宮卓比她大兩三歲,當年在國集訓練時,這個名字是她反複想起的。
不是因為她們足夠親密,恰恰相反,她們之間幾乎沒有說過話。
只是宮卓參加了IPhO,拿了金牌,那年學校拉起橫幅宣傳了很久,高考誓師大會前還專門叫她回來做演講。
她站在臺上的模樣,窦靜到現在都記得。
最有期待的時候,她也以為自己能像宮卓一樣,成為國家隊的一員,打贏其他國家的人,拿到金牌。
但她輸了,而宮卓一路高歌猛進,從北大畢業後,結婚生子,回到家鄉高中教書,很快又離婚,一個人帶孩子,同時成了總教練。

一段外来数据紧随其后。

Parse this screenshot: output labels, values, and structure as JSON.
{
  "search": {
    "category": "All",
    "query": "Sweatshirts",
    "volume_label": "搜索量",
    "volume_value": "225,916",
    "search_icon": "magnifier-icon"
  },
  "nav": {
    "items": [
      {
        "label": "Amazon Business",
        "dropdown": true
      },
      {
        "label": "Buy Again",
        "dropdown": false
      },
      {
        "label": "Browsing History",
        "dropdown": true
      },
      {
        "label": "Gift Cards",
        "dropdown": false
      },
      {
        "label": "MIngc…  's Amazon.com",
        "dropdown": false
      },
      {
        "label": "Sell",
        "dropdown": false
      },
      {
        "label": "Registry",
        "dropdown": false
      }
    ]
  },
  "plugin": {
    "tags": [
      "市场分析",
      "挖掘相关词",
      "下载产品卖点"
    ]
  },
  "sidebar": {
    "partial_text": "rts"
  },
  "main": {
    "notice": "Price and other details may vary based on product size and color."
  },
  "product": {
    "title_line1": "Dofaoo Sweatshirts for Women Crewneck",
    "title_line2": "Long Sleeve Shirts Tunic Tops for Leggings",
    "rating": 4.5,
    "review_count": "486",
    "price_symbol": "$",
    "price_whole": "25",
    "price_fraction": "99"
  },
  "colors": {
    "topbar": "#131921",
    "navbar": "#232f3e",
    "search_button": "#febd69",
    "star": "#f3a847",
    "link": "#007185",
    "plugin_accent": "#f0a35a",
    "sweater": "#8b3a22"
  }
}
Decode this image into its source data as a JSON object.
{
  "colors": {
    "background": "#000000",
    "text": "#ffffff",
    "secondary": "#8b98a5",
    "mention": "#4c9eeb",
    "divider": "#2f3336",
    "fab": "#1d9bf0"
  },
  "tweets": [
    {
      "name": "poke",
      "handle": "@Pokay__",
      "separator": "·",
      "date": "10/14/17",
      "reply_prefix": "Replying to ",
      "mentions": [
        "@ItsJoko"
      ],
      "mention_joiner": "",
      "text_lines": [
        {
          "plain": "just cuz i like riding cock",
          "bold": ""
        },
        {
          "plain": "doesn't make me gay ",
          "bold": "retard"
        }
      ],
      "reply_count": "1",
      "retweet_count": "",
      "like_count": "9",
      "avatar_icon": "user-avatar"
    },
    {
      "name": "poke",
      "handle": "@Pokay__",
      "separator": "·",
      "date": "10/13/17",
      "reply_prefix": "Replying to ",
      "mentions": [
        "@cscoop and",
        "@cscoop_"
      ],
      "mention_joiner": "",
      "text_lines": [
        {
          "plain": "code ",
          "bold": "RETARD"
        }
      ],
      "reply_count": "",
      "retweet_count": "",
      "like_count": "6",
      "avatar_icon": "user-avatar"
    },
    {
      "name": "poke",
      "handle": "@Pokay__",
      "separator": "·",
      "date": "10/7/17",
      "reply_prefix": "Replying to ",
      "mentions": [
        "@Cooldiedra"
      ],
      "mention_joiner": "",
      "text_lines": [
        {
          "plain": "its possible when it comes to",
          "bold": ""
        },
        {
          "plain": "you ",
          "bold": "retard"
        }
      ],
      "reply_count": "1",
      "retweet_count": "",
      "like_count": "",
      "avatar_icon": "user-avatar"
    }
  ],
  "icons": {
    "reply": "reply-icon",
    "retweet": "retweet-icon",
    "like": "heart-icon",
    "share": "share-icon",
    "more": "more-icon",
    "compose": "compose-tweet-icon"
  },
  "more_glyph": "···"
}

這些事窦靜不想知道得那麽詳細,但架不住總有人孜孜不倦地傳遞消息,一粒一粒,不知不覺就堆成了一座小山。
轉學這件事,其實完全不用經過她的手。
她只是個簽了名字的指導老師,什麽實權也沒有,對米翎的了解,還不如她身邊那幾個朋友多。
所以宮卓找上門時,她還以為是沖着宣傳的事來的。
想到那條橫幅,她咬了咬唇,尴尬得有些無地自容。
但宮卓不在意這些,她環視了一圈狹小的辦公室,目光從堆滿書的架子滑到牆角那把歪了的椅子,然後落回到她臉上。
她輕笑了一下,那個笑容裏沒有嘲諷,只是單純的意外:“沒想到你會教書。”
宮卓還記得她,明明之前只見過一面。